Selfish little old me & my birthday

This past week was my birthday! To be honest, birthdays always make me a little sad. Not because Im one year older, but because its kinda like Christmas. At the end of the day you always feel a little bit disappointed. Its something you look forward to, there lots of hype about it, and then it comes and goes just like every other day!

I do have to say though, I spent my birthday with some very special people. I went out for breakfast with my MIL (mother in law) and when I told Eli that it was my birthday, he exclaimed "Happy Birthday!!" My love tank was very full!! I dont know how he knew to say happy birthday, but it sure made me feel loved that my 2 year old would say it!

In the evening I went out with my bestest friend for wings and drinks. We had a great time chatting, laughing and planning our trip to Vegas!! Its coming up in less than 2 weeks, and we're so excited!

On Friday night, Andy planned a surprise party for me with our family and again my dear best friend! We went bowling, and even Eli got his own little pair of shoes and his own lane to bowl in!! It was very special!

But let me be completely honest here... I was a complete cow to my husband this week when it came to the topic of my birthday.  There were a few things that happened, and I was angry and moody with him. At the end of the day I was so frustrated and again disappointed.

"Why didn't so and so call me to say happy birthday?" "If my birthday was important to _______, they would've come to my birthday party!" "This is the second year ________, didnt come to my party!" "She didnt______" "He didn't_______!!" "Its my birthday, if I want to be in a bad mood I can!!" "Its my birthday, the one day of the year where I should get to_______!!" Fill in the blank I probably thought it in one way or another! It was all about me, and no one else! I went out of my way to make Andy feel bad because of one thing or another that wasn't done right or how I thought it should be!

Lets skip ahead now to church this evening. Eli & I went to church the 2 of us because Andy was at his best friends bachelor party (which he helped to plan!). Im always a little insecure sitting by myself at church. I sat in the 3rd row from the front, and there was no in front of me to look at. During worship I was feeling insecure, like all eyes were on me (of course, its all about me right?!) and God said to me, "Its only about me and you, Karla." And that was enough to make me feel secure and comfortable sitting there.

The sermons over the summer have really spoken to me. Its all about relationships, and it leaves me craving more! Thats how church should be!Thats how sermons should be. You leave wanting to hear and learn more! I dont want to miss a service because of how good the sermons have been!!

Tonight though... well it was again incredible once I could get over how uncomfortable it made me feel. The topic?  Selfishness    I sat there thinking "Really? Seriously, God? Selfishness??" After I've had one of the most selfish weeks ever in a very long time, I sit in church and hear a sermon about it? That can't be chance! There's nothing worse than sitting in church listening to a sermon that makes you so uncomfortable you want to crawl under the chair/pew!
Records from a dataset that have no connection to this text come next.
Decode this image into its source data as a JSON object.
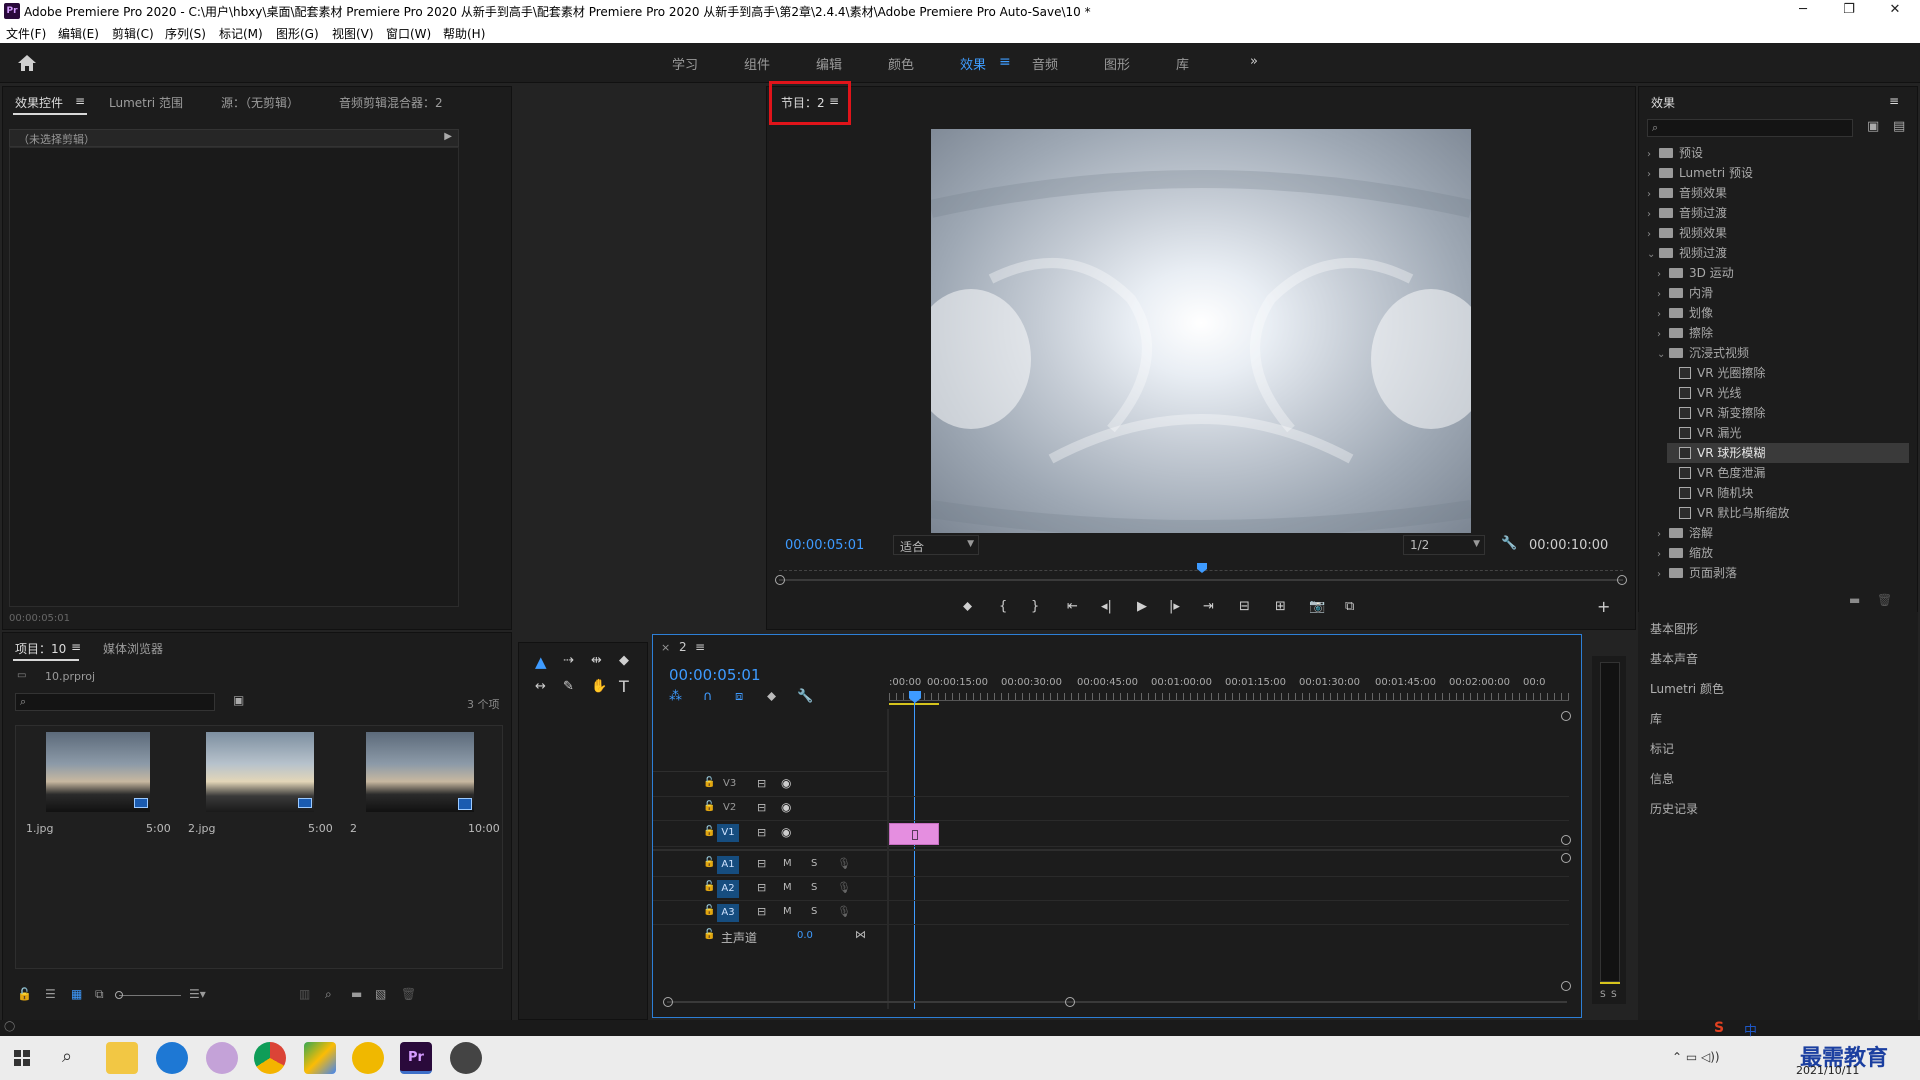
{
  "window": {
    "title": "Adobe Premiere Pro 2020 - C:\\用户\\hbxy\\桌面\\配套素材 Premiere Pro 2020 从新手到高手\\配套素材 Premiere Pro 2020 从新手到高手\\第2章\\2.4.4\\素材\\Adobe Premiere Pro Auto-Save\\10 *",
    "minimize": "─",
    "maximize": "❐",
    "close": "✕"
  },
  "menu": [
    "文件(F)",
    "编辑(E)",
    "剪辑(C)",
    "序列(S)",
    "标记(M)",
    "图形(G)",
    "视图(V)",
    "窗口(W)",
    "帮助(H)"
  ],
  "workspaces": {
    "items": [
      "学习",
      "组件",
      "编辑",
      "颜色",
      "效果",
      "音频",
      "图形",
      "库"
    ],
    "active": "效果",
    "more": "»"
  },
  "source_panel": {
    "tabs": [
      "效果控件",
      "Lumetri 范围",
      "源：（无剪辑）",
      "音频剪辑混合器：2"
    ],
    "no_clip": "（未选择剪辑）",
    "timecode": "00:00:05:01"
  },
  "program_monitor": {
    "tab": "节目：2",
    "timecode_current": "00:00:05:01",
    "fit": "适合",
    "resolution": "1/2",
    "timecode_total": "00:00:10:00",
    "highlight_color": "#e0141a"
  },
  "effects_panel": {
    "title": "效果",
    "tree": [
      {
        "label": "预设",
        "level": 0,
        "type": "folder",
        "open": false
      },
      {
        "label": "Lumetri 预设",
        "level": 0,
        "type": "folder",
        "open": false
      },
      {
        "label": "音频效果",
        "level": 0,
        "type": "folder",
        "open": false
      },
      {
        "label": "音频过渡",
        "level": 0,
        "type": "folder",
        "open": false
      },
      {
        "label": "视频效果",
        "level": 0,
        "type": "folder",
        "open": false
      },
      {
        "label": "视频过渡",
        "level": 0,
        "type": "folder",
        "open": true
      },
      {
        "label": "3D 运动",
        "level": 1,
        "type": "folder",
        "open": false
      },
      {
        "label": "内滑",
        "level": 1,
        "type": "folder",
        "open": false
      },
      {
        "label": "划像",
        "level": 1,
        "type": "folder",
        "open": false
      },
      {
        "label": "擦除",
        "level": 1,
        "type": "folder",
        "open": false
      },
      {
        "label": "沉浸式视频",
        "level": 1,
        "type": "folder",
        "open": true
      },
      {
        "label": "VR 光圈擦除",
        "level": 2,
        "type": "fx"
      },
      {
        "label": "VR 光线",
        "level": 2,
        "type": "fx"
      },
      {
        "label": "VR 渐变擦除",
        "level": 2,
        "type": "fx"
      },
      {
        "label": "VR 漏光",
        "level": 2,
        "type": "fx"
      },
      {
        "label": "VR 球形模糊",
        "level": 2,
        "type": "fx",
        "selected": true
      },
      {
        "label": "VR 色度泄漏",
        "level": 2,
        "type": "fx"
      },
      {
        "label": "VR 随机块",
        "level": 2,
        "type": "fx"
      },
      {
        "label": "VR 默比乌斯缩放",
        "level": 2,
        "type": "fx"
      },
      {
        "label": "溶解",
        "level": 1,
        "type": "folder",
        "open": false
      },
      {
        "label": "缩放",
        "level": 1,
        "type": "folder",
        "open": false
      },
      {
        "label": "页面剥落",
        "level": 1,
        "type": "folder",
        "open": false
      }
    ],
    "collapsed_panels": [
      "基本图形",
      "基本声音",
      "Lumetri 颜色",
      "库",
      "标记",
      "信息",
      "历史记录"
    ]
  },
  "project_panel": {
    "tabs": [
      "项目：10",
      "媒体浏览器"
    ],
    "file": "10.prproj",
    "count": "3 个项",
    "items": [
      {
        "name": "1.jpg",
        "duration": "5:00"
      },
      {
        "name": "2.jpg",
        "duration": "5:00"
      },
      {
        "name": "2",
        "duration": "10:00"
      }
    ]
  },
  "timeline": {
    "tab": "2",
    "timecode": "00:00:05:01",
    "ruler": [
      ":00:00",
      "00:00:15:00",
      "00:00:30:00",
      "00:00:45:00",
      "00:01:00:00",
      "00:01:15:00",
      "00:01:30:00",
      "00:01:45:00",
      "00:02:00:00",
      "00:0"
    ],
    "video_tracks": [
      "V3",
      "V2",
      "V1"
    ],
    "audio_tracks": [
      "A1",
      "A2",
      "A3"
    ],
    "master": "主声道",
    "master_value": "0.0",
    "clip_color": "#e58ee0",
    "m": "M",
    "s": "S"
  },
  "taskbar": {
    "time": "2021/10/11",
    "watermark": "最需教育",
    "ime": "中"
  }
}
I think its always neat how God gets our attention, most of the time at least.

The sermon ended with talking about how a life centered on Christ will result in a life rich in relationships, and a life centered on yourself will result in a life void of meaning.
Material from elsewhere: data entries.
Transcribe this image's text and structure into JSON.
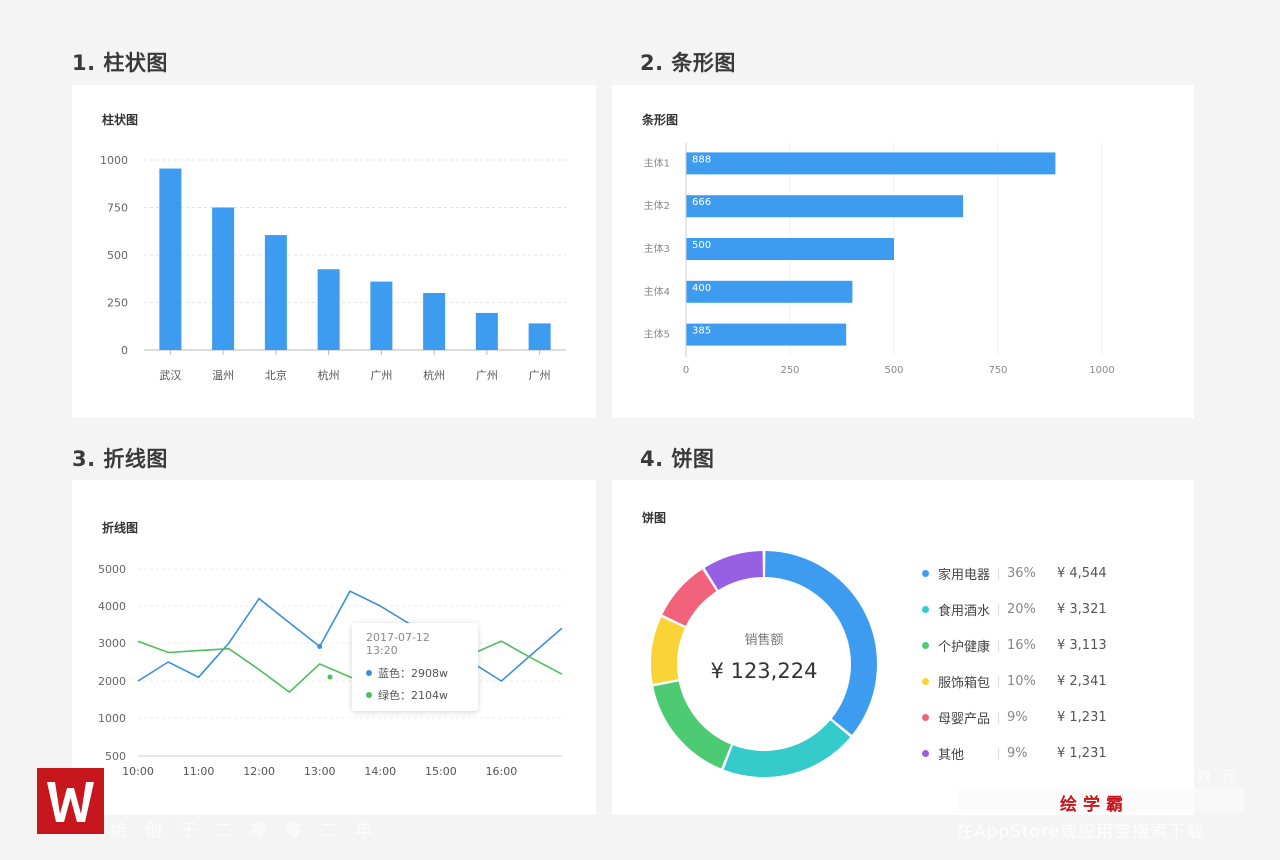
{
  "sections": {
    "bar": "1. 柱状图",
    "hbar": "2. 条形图",
    "line": "3. 折线图",
    "pie": "4. 饼图"
  },
  "cards": {
    "bar_title": "柱状图",
    "hbar_title": "条形图",
    "line_title": "折线图",
    "pie_title": "饼图"
  },
  "chart_data": [
    {
      "type": "bar",
      "title": "柱状图",
      "categories": [
        "武汉",
        "温州",
        "北京",
        "杭州",
        "广州",
        "杭州",
        "广州",
        "广州"
      ],
      "values": [
        955,
        750,
        605,
        425,
        360,
        300,
        195,
        140
      ],
      "ylim": [
        0,
        1000
      ],
      "yticks": [
        0,
        250,
        500,
        750,
        1000
      ],
      "grid": true,
      "color": "#3d9cf0"
    },
    {
      "type": "bar",
      "orientation": "horizontal",
      "title": "条形图",
      "categories": [
        "主体1",
        "主体2",
        "主体3",
        "主体4",
        "主体5"
      ],
      "values": [
        888,
        666,
        500,
        400,
        385
      ],
      "xlim": [
        0,
        1000
      ],
      "xticks": [
        0,
        250,
        500,
        750,
        1000
      ],
      "grid": true,
      "color": "#3d9cf0"
    },
    {
      "type": "line",
      "title": "折线图",
      "x": [
        "10:00",
        "10:30",
        "11:00",
        "11:30",
        "12:00",
        "12:30",
        "13:00",
        "13:30",
        "14:00",
        "14:30",
        "15:00",
        "15:30",
        "16:00",
        "16:30",
        "17:00"
      ],
      "xticks": [
        "10:00",
        "11:00",
        "12:00",
        "13:00",
        "14:00",
        "15:00",
        "16:00"
      ],
      "ylim": [
        500,
        5000
      ],
      "yticks": [
        500,
        1000,
        2000,
        3000,
        4000,
        5000
      ],
      "grid": true,
      "series": [
        {
          "name": "蓝色",
          "color": "#3d8fdc",
          "values": [
            2000,
            2500,
            2100,
            3000,
            4200,
            3550,
            2908,
            4400,
            4000,
            3500,
            2800,
            2500,
            2000,
            2700,
            3400
          ]
        },
        {
          "name": "绿色",
          "color": "#4cbf5a",
          "values": [
            3050,
            2750,
            2800,
            2850,
            2300,
            1700,
            2450,
            2104,
            1900,
            2000,
            2600,
            2700,
            3050,
            2600,
            2180
          ]
        }
      ],
      "tooltip": {
        "time": "2017-07-12  13:20",
        "rows": [
          {
            "label": "蓝色：",
            "value": "2908w",
            "color": "#3d8fdc"
          },
          {
            "label": "绿色：",
            "value": "2104w",
            "color": "#4cbf5a"
          }
        ]
      }
    },
    {
      "type": "pie",
      "title": "饼图",
      "center_label": "销售额",
      "center_value": "¥ 123,224",
      "slices": [
        {
          "name": "家用电器",
          "percent": "36%",
          "value": "¥ 4,544",
          "share": 0.36,
          "color": "#3d9cf0"
        },
        {
          "name": "食用酒水",
          "percent": "20%",
          "value": "¥ 3,321",
          "share": 0.2,
          "color": "#36cbcb"
        },
        {
          "name": "个护健康",
          "percent": "16%",
          "value": "¥ 3,113",
          "share": 0.16,
          "color": "#4dcb73"
        },
        {
          "name": "服饰箱包",
          "percent": "10%",
          "value": "¥ 2,341",
          "share": 0.1,
          "color": "#fad337"
        },
        {
          "name": "母婴产品",
          "percent": "9%",
          "value": "¥ 1,231",
          "share": 0.09,
          "color": "#f2637b"
        },
        {
          "name": "其他",
          "percent": "9%",
          "value": "¥ 1,231",
          "share": 0.09,
          "color": "#975fe4"
        }
      ]
    }
  ],
  "watermark": {
    "slogan": "始创于二零零二年",
    "brand": "绘学霸",
    "store": "在AppStore或应用宝搜索下载",
    "top": "教程"
  }
}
For me, this sermon was so convicting that 1) I owe my husband a huge apology for the way I treated him, 2) I feel like God just had a real talking with me, you know the talks you really would just rather sweep under the rug? 3) I really need to stop thinking about me and how I can better my life!

I've been wanting to write about my birthday for the past few days and Ive even sat down to write up a post, but nothing comes! Then tonight at church it hit me. I couldn't have been more selfish. It was poor me, and everything had to be about me, and no one else! Boy was I selfish. Way to get my attention and convict me, God!
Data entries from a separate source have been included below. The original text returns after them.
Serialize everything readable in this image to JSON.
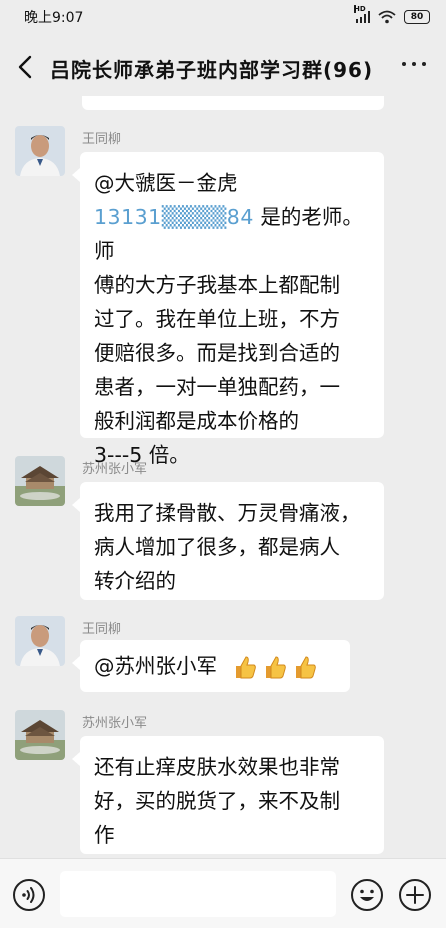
{
  "status_bar": {
    "time": "晚上9:07",
    "signal_label": "HD",
    "battery": "80"
  },
  "header": {
    "title": "吕院长师承弟子班内部学习群(96)"
  },
  "messages": [
    {
      "sender": "王同柳",
      "lines": [
        "@大虢医－金虎",
        "是的老师。师",
        "傅的大方子我基本上都配制",
        "过了。我在单位上班，不方",
        "便赔很多。而是找到合适的",
        "患者，一对一单独配药，一",
        "般利润都是成本价格的",
        "3---5 倍。"
      ],
      "phone": "13131▒▒▒▒84"
    },
    {
      "sender": "苏州张小军",
      "lines": [
        "我用了揉骨散、万灵骨痛液，",
        "病人增加了很多，都是病人",
        "转介绍的"
      ]
    },
    {
      "sender": "王同柳",
      "lines": [
        "@苏州张小军"
      ]
    },
    {
      "sender": "苏州张小军",
      "lines": [
        "还有止痒皮肤水效果也非常",
        "好，买的脱货了，来不及制",
        "作"
      ]
    }
  ],
  "input": {
    "placeholder": "",
    "value": ""
  },
  "icons": {
    "back": "chevron-left-icon",
    "more": "more-dots-icon",
    "voice": "voice-icon",
    "emoji": "emoji-icon",
    "plus": "plus-icon",
    "thumbs": "thumbs-up-icon"
  }
}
If we lived our lives trying to serve others and not always make ourselves happy, how would this world be different? If I respect, and submit to my husband as Im supposed to, how would our marriage be different? If I wasn't so selfish to what I want, how would my relationship with God be different? How would my relationships with my family and friends be different?

Philippians 2:3-4 -Do nothing out of selfish ambition or vain conceit. Rather, in humility value others above yourselves, 4 not looking to your own interests but each of you to the interests of others.

3 comments:

Jimmy "The LionRock" Robertson said...

Preach it preacher!
No but seriously I liked your blog today!
Happy belated lol
goodnight

Celebrant Bonnie said...

Motherhood has a way of changing our expectations. Best post in a very long time my girl! I love you!

Katherine said...

Loved this!! I think we could ALL do with a kick in the butt sometimes!